Wondered if that understanding might have other implications, ones I dared not consider.
“So what happened to your father?” I asked.
“He was killed.”
That he said it so matter-of-factly only underscored the shock of the statement.
I had known where this was going, knew it couldn’t end up in any other place, but still, to hear him say it affected me. It shouldn’t be possible, but my heart broke for him. I had never really had a family, not like his, and that had come with its own kind of pain. But to have one, lose it. Was something else altogether, something I had difficulty fathoming.

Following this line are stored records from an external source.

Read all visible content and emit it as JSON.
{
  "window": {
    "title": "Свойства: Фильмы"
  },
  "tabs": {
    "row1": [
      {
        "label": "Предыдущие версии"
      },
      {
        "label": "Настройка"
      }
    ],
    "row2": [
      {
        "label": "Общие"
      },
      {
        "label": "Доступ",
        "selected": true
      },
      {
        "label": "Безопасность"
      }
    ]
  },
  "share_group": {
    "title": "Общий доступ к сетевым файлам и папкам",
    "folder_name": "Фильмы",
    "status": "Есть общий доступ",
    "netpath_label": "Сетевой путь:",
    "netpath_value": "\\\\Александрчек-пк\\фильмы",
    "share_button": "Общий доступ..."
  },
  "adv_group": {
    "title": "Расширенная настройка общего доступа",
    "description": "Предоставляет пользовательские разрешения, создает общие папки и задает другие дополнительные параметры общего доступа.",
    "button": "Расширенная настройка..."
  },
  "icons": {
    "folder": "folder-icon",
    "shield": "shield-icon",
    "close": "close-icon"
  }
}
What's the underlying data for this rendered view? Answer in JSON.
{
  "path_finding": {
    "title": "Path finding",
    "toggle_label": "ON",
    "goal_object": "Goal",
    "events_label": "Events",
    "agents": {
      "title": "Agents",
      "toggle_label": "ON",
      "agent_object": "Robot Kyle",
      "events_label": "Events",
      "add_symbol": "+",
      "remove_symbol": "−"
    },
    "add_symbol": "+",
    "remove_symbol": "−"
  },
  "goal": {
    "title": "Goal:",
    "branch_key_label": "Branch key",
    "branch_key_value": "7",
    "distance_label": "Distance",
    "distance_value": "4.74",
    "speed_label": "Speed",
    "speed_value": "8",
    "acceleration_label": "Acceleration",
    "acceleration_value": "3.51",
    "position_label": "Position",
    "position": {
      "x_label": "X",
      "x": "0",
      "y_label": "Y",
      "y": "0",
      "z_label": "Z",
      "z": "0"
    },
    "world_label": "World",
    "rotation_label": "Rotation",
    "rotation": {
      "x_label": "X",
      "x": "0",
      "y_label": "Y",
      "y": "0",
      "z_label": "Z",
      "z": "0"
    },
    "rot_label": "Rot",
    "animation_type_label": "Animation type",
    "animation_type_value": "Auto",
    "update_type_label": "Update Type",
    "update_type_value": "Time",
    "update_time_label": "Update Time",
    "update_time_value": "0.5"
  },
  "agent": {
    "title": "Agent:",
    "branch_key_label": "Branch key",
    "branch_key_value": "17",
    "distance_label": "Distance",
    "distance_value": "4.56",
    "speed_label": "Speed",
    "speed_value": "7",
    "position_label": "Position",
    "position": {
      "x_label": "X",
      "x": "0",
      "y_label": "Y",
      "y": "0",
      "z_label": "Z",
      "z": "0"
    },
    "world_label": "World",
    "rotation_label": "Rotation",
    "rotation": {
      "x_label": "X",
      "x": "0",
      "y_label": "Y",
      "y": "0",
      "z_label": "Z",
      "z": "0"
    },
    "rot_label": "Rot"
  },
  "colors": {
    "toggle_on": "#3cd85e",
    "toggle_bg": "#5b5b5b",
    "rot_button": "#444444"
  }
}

I wanted to go to him, but I couldn’t. No matter how unknowingly it had been, I had betrayed my husband’s memory enough. Wouldn’t make it worse by comforting his killer.
“What happened?” I asked.
I told myself I was just interested in the story, wanted to see how he had become what he was, but in truth I could see that telling me this, thinking through it was helpful to him.
And, despite everything, I wanted to help him.
“He got out of line. Said something that he shouldn’t have said to someone he shouldn’t have said it to,” Ciprian replied.
“So they killed him?” I asked.
He nodded slowly. “Respect,” he said, like that explained it all.
I shook my head. “That’s bullshit, too. You can’t kill someone over words,” I said.
“It’s nice that you think that, but it’s not true. Words, status, position. Respect. Those are the only things that matter,” he said.
He said it with such solemn belief, I was stunned silent. I couldn’t refute what he’d said, didn’t have a leg to stand on. Besides, what did I know of it?
Nothing.
I leaned back in the chair, pulled the blanket around me tighter and then waited. My heart had started to slow, but the numbness had faded with it. Emotions ping-ponged through my body at dizzying speeds, and I had little idea what to do with those feelings.
So I waited.
He seemed in no hurry to speak, something that frustrated me.
I wanted to push, but couldn’t make myself. I needed to escape and his story was the only thing that would allow that to happen. When he told me what had happened, it reminded me again that he had taken the person with whom I’d planned to build a life, maybe the need to comfort him, the desire I still felt even now would go away.
I could only hope, because there was no other option. I couldn’t feel sympathy for him, but I couldn’t stop myself from feeling it.